I just watched Infamous—some five years after seeing Capote. The two are not only Truman Capote biopics, but ones that focus on the same event: the writing of In Cold Blood. The similarities between the two films cannot easily be overstated. Since Capote beat Infamous to theaters by roughly a year, it seems to have done much better at the box office. This is not surprising. It also did better with the film ombudsmen, but I doubt this has a great deal to do with the release dates, despite Steve Persall’s unfortunate summation: “Call this race nearly a draw, with [Capote] simply crossing the finish line first.”

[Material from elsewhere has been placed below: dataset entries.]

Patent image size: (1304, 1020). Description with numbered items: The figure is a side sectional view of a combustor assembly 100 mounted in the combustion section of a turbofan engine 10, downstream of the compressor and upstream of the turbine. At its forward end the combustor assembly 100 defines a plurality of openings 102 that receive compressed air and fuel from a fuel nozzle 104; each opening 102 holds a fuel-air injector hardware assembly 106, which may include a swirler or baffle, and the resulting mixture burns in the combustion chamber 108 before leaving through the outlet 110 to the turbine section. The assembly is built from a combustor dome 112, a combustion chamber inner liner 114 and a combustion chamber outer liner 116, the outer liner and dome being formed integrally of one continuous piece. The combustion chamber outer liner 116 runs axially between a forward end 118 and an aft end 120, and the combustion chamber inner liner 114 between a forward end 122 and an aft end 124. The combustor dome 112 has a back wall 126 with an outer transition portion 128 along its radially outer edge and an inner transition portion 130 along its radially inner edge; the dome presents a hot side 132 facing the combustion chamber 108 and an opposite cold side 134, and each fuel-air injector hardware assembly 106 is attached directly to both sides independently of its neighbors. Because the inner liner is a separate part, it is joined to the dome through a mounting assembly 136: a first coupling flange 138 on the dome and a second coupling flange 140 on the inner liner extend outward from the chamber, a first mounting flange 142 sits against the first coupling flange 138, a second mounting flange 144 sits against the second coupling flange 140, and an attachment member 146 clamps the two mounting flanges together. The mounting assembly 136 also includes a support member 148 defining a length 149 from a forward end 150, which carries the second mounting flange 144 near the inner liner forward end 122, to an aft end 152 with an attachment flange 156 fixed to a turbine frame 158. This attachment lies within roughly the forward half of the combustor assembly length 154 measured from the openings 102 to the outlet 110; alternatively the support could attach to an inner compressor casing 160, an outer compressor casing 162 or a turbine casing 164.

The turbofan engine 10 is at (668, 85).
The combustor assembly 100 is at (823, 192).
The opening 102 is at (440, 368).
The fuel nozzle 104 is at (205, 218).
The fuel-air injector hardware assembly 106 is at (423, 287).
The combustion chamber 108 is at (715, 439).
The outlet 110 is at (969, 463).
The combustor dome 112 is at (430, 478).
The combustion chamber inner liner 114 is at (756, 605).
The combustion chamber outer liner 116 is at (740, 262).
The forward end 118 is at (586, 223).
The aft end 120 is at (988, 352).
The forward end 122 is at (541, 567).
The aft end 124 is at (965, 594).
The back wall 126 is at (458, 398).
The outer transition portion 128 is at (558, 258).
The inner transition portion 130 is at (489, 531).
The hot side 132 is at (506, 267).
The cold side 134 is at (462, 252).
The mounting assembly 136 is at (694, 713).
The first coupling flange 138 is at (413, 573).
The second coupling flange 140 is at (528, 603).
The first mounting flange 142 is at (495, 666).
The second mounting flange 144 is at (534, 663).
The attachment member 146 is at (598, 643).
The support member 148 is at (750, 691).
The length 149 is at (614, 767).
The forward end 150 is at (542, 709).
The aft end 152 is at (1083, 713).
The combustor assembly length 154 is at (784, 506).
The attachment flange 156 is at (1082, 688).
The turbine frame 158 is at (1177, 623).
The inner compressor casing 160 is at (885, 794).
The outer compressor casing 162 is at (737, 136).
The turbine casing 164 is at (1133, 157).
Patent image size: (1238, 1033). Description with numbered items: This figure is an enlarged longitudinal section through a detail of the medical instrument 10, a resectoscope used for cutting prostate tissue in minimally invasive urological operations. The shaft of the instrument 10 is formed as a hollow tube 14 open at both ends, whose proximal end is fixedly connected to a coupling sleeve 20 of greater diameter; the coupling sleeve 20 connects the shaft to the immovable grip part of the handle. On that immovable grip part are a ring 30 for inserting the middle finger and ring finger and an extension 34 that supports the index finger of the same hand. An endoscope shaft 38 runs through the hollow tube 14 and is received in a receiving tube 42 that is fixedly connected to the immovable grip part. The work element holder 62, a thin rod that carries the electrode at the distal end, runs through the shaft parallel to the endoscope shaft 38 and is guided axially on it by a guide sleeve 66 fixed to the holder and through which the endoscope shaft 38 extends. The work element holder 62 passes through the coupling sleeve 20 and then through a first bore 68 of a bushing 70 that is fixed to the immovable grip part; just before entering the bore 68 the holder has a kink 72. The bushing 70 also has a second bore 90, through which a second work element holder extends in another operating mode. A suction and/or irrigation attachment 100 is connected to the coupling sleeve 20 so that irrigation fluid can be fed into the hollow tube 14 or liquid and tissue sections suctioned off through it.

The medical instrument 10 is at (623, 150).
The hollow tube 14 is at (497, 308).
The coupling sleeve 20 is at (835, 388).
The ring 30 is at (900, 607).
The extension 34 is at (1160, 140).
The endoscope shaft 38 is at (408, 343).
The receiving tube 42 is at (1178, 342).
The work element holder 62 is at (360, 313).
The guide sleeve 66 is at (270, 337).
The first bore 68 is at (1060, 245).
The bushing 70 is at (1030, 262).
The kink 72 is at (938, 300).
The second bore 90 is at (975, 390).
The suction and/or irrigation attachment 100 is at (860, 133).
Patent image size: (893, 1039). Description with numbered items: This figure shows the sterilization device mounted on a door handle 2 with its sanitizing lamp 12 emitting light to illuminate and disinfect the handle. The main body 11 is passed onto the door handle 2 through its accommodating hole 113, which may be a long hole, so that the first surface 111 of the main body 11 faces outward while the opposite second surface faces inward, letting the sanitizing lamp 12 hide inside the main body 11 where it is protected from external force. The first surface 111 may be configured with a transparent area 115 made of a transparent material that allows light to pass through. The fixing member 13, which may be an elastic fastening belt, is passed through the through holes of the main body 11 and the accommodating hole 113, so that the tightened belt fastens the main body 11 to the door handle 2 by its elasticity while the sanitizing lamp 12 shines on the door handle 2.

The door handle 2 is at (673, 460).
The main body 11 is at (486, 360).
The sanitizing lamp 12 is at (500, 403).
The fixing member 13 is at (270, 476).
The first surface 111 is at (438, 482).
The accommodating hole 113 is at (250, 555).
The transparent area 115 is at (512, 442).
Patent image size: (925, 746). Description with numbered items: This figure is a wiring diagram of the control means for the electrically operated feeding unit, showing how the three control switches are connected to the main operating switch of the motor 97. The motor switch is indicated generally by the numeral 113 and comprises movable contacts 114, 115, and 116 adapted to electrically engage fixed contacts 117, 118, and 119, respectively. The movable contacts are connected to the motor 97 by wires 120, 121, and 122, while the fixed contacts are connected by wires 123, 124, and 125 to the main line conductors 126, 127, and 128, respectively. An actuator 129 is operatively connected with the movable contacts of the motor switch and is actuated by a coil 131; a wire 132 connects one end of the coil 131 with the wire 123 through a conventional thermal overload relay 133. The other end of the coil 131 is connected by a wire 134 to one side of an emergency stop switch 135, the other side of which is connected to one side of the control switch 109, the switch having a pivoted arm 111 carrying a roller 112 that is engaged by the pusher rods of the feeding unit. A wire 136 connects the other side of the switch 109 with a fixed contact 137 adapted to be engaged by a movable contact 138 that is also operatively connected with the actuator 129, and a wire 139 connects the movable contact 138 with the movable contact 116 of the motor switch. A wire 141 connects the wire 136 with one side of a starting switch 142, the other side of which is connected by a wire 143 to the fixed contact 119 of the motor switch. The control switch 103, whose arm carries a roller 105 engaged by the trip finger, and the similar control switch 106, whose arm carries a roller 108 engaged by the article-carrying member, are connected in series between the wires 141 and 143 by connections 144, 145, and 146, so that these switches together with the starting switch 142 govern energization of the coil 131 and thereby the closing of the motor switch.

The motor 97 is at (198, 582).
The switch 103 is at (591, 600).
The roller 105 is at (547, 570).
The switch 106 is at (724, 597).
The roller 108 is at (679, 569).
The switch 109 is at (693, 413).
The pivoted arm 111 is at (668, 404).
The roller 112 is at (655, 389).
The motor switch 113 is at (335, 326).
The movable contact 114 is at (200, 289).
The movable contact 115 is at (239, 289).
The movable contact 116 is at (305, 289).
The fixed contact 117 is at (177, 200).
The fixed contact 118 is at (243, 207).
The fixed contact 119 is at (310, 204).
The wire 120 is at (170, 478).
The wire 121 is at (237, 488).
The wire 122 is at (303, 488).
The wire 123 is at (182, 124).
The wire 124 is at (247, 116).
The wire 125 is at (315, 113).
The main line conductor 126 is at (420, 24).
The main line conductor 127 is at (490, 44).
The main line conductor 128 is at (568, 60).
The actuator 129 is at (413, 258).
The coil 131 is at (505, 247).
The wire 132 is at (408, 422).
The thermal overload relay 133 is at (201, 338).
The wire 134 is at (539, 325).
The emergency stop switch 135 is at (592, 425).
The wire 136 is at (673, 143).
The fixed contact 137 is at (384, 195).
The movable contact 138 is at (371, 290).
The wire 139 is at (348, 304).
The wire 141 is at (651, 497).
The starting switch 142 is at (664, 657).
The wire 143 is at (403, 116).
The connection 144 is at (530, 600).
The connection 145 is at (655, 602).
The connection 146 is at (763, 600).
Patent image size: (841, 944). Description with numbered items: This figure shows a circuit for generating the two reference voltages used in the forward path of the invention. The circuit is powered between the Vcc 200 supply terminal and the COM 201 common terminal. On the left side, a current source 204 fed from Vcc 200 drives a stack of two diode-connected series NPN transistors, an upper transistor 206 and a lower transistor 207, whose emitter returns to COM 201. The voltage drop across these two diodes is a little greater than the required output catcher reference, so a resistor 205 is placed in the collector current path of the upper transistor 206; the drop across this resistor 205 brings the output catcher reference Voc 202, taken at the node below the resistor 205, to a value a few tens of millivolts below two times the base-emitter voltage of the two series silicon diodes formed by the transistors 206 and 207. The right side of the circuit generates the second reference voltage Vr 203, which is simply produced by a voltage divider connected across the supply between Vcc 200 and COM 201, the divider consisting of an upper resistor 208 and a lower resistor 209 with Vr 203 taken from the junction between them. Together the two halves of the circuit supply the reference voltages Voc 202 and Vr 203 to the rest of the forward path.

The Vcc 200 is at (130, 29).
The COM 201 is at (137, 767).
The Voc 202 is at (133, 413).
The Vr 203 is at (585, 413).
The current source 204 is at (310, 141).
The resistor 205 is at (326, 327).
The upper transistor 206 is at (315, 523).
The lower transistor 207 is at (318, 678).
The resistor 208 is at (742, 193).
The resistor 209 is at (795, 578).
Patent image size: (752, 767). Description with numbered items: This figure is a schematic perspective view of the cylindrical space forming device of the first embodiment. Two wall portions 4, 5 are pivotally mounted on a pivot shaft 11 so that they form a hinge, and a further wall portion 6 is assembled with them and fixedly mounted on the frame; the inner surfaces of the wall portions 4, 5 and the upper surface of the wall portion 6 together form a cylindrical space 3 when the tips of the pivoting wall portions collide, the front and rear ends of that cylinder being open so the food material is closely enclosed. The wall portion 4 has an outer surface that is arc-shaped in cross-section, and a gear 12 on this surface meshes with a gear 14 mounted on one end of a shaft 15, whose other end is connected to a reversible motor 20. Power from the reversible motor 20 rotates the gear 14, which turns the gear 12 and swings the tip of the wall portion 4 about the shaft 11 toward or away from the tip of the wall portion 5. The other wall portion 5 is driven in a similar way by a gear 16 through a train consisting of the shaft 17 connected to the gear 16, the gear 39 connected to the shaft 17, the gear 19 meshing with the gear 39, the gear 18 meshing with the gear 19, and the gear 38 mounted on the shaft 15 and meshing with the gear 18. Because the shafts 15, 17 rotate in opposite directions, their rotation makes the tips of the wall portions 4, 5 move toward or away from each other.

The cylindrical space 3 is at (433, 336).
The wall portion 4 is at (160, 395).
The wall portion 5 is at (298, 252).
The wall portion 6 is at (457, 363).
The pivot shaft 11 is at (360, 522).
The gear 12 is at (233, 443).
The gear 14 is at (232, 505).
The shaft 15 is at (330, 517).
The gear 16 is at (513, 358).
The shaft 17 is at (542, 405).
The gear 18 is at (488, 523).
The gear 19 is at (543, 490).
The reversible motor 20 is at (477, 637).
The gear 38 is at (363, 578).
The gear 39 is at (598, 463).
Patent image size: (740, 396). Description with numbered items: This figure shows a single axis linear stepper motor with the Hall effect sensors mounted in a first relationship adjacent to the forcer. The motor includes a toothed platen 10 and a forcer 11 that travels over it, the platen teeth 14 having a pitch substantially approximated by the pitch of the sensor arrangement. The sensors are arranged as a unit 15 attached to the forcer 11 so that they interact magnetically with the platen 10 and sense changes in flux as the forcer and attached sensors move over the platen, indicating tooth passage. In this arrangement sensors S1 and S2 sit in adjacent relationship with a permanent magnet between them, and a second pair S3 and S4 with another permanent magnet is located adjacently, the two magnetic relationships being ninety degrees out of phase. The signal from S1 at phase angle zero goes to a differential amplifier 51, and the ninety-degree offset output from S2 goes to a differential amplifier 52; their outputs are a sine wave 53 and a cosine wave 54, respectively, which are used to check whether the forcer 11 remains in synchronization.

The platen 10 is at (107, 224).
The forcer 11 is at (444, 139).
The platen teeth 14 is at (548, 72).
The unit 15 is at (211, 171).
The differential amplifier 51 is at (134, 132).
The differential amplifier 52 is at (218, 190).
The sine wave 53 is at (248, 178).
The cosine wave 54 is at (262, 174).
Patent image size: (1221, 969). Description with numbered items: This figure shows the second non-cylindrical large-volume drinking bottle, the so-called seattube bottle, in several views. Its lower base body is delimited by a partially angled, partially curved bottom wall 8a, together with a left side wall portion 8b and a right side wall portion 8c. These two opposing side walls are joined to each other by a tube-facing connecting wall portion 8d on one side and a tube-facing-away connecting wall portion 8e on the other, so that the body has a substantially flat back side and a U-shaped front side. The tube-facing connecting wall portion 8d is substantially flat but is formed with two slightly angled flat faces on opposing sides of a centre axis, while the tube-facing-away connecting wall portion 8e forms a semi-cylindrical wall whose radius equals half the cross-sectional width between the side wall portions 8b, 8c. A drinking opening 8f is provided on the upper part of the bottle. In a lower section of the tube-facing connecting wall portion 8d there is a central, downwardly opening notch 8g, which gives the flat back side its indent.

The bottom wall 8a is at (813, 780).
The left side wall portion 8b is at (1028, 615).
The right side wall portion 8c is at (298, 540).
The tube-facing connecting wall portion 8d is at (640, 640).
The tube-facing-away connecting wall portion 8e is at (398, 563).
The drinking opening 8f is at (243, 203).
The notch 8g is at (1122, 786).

There has certainly been a little reluctance to like Infamous too much after so much had been made of Capote, and particularly Philip Seymour Hoffman’s performance in the title role. After labeling it a great film (!), it must have been a little humiliating to have another set of filmmakers come along and make a film (despite comments to the contrary) that everyone agrees is pretty much as good. In the end, all the reviews I have seen are the same as Persall: both films are of equal quality but I’m going to put a negative spin on Infamous, just as I put a positive spin on Capote.
The most important reason that Capote is considered better is that it is far more vague. I really didn’t like Capote very much—so much so that I was reluctant to watch Infamous. The film can be summed up thus: Capote is conflicted about his role as an artist and a human—but we don’t have any insights into that conflict. In the end, the portrait that it paints of its main character is decidedly superficial. Of course, this kind of filmmaking is great for actors because audiences will naturally fill in the subtext. “He’s not showing any emotion: what great acting!”
In contrast, Infamous does have something to say, and as a result is a far more watchable film. However, because the script tells us what is going on, we have a decent idea what the characters are thinking. This has led many ombudsmen to call Toby Jones’ Capote mere impression while Hoffman’s was “acting!” This is rubbish, of course. Jones’ Capote is clearly better, but this is not because Hoffman’s is bad. Based upon the performances, it is hard to imagine that either film would have changed in quality if the stars had been reversed.
It is hard to understand how two groups were independently convinced to invest roughly ten million dollars to make a film about Truman Capote. It is even harder to understand why one of the films went on to make a lot of money. The personal investment would be better spent on reading Breakfast at Tiffany’s. Again.